Para justificar sua posição, o deputado tem falado em uma jurisprudência utilizada para evitar que políticos envolvidos nos atentados de 8 de janeiro fossem investigados por ainda não terem tomado posse no momento em que ocorreram os atentados.

“Há jurisprudência que diz o seguinte: não se pode julgar o que acontece antes da atual legislatura, do atual mandato com o parlamentar. O que se pode julgar é o que acontece neste mandato, ou um fato novo relevante neste mandato. por que ele foi absolvido”, disse Boulos em entrevista à Folha de S.Paulo e ao UOL na semana passada.

Afirmou ainda que “rachadinha” é crime, independentemente de quem a comete, mas que não pode haver “duplos pesos e duas medidas” na avaliação dos casos.

As provas e documentos relacionados ao caso indicam que a gravação em que Janones fala sobre a devolução de parte dos salários dos auxiliares ocorreu quando ele já estava em posse do mandato.

O deputado disse na reunião com assessores que naquele dia haveria sessão no plenário da Câmara e que ainda não tinha certeza de como proceder, além de reclamar que outros deputados já apresentavam projetos de lei e ele não.

O deputado só poderá apresentar projeto de lei se já tiver exercido o mandato.

A tese defendida por Boulos contradiz inclusive o que ele e o PSOL adotaram nos pedidos de cassação que movidas contra oponentes.

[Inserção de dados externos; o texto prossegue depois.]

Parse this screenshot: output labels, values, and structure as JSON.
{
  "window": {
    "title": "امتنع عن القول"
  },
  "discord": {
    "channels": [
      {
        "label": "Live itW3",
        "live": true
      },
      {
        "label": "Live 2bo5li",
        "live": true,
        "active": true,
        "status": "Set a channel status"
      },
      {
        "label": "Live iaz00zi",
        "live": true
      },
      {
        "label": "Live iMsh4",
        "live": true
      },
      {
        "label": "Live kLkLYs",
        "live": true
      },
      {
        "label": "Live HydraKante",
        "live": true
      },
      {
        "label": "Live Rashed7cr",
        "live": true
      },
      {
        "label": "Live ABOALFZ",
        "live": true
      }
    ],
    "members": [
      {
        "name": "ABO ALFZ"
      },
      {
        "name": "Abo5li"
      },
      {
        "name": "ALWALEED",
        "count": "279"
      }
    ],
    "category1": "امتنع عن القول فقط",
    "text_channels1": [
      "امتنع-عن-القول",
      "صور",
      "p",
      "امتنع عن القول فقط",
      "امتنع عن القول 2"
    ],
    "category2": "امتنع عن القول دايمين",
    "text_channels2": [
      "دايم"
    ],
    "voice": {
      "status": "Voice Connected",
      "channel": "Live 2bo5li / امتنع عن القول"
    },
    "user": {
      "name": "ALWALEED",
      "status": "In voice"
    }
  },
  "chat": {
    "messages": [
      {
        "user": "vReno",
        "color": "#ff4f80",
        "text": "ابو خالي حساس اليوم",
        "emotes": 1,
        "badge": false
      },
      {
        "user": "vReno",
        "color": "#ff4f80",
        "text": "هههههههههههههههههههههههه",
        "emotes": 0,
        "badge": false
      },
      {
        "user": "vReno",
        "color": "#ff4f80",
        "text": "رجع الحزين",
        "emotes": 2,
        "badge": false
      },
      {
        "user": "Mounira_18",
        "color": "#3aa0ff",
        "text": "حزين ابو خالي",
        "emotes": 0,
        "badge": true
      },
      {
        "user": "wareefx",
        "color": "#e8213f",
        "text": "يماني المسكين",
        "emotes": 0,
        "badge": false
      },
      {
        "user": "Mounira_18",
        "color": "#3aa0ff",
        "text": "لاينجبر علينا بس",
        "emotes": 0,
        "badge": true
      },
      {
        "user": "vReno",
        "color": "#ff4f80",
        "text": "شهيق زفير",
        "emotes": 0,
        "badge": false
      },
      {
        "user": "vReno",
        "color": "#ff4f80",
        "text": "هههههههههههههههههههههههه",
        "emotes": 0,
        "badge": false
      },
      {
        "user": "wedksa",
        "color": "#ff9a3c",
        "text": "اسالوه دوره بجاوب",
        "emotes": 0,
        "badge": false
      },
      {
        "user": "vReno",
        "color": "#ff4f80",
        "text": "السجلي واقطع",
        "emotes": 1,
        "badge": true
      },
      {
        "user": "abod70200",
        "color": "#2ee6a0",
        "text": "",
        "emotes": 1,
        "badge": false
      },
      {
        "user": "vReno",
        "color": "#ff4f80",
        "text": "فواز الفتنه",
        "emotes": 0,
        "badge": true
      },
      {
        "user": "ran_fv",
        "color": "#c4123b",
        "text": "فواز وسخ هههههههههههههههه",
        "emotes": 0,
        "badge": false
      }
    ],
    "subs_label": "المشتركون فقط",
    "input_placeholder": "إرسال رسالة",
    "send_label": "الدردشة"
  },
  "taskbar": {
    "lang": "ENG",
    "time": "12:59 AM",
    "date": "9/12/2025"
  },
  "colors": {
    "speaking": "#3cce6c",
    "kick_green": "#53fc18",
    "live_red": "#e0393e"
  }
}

Se o argumento agora defendido por Boulos prevalecesse, por exemplo, as representações do partido contra Chiquinho Brazão (sem partido-RJ), acusado de mandar matar Marielle Franco (PSOL-RJ), teriam de ser extintas na fonte.

Também seriam desconsiderados pedidos contra Flávio Bolsonaro (PL-RJ), investigado por suspeita de “rachadinha”, e quatro deputados do PL que supostamente incentivaram as depredações do dia 8 de janeiro.

Em todos esses casos, os crimes de que são ou foram acusados ​​referem-se ao período anterior ao exercício do atual mandato no Congresso Nacional.

Como mostrou a Folha de S.Paulo, o voto de Boulos é respaldado pela fala do próprio Janones e por um trecho retirado de decisão do Supremo Tribunal Federal (STF) que, na íntegra, diz exatamente o contrário do que o deputado do PSOL tentou fazer. fazer parecer que sim.

O deputado utilizou em seu voto uma representação protocolada em 2014 no Conselho sob o mesmo argumento, mas ignorou outros casos em sentido contrário. Entre eles está o Brazão, movido pelo mesmo PSOL de Boulos e Marielle. O assassinato do vereador ocorreu em 2018, quando o político carioca era vereador no Rio.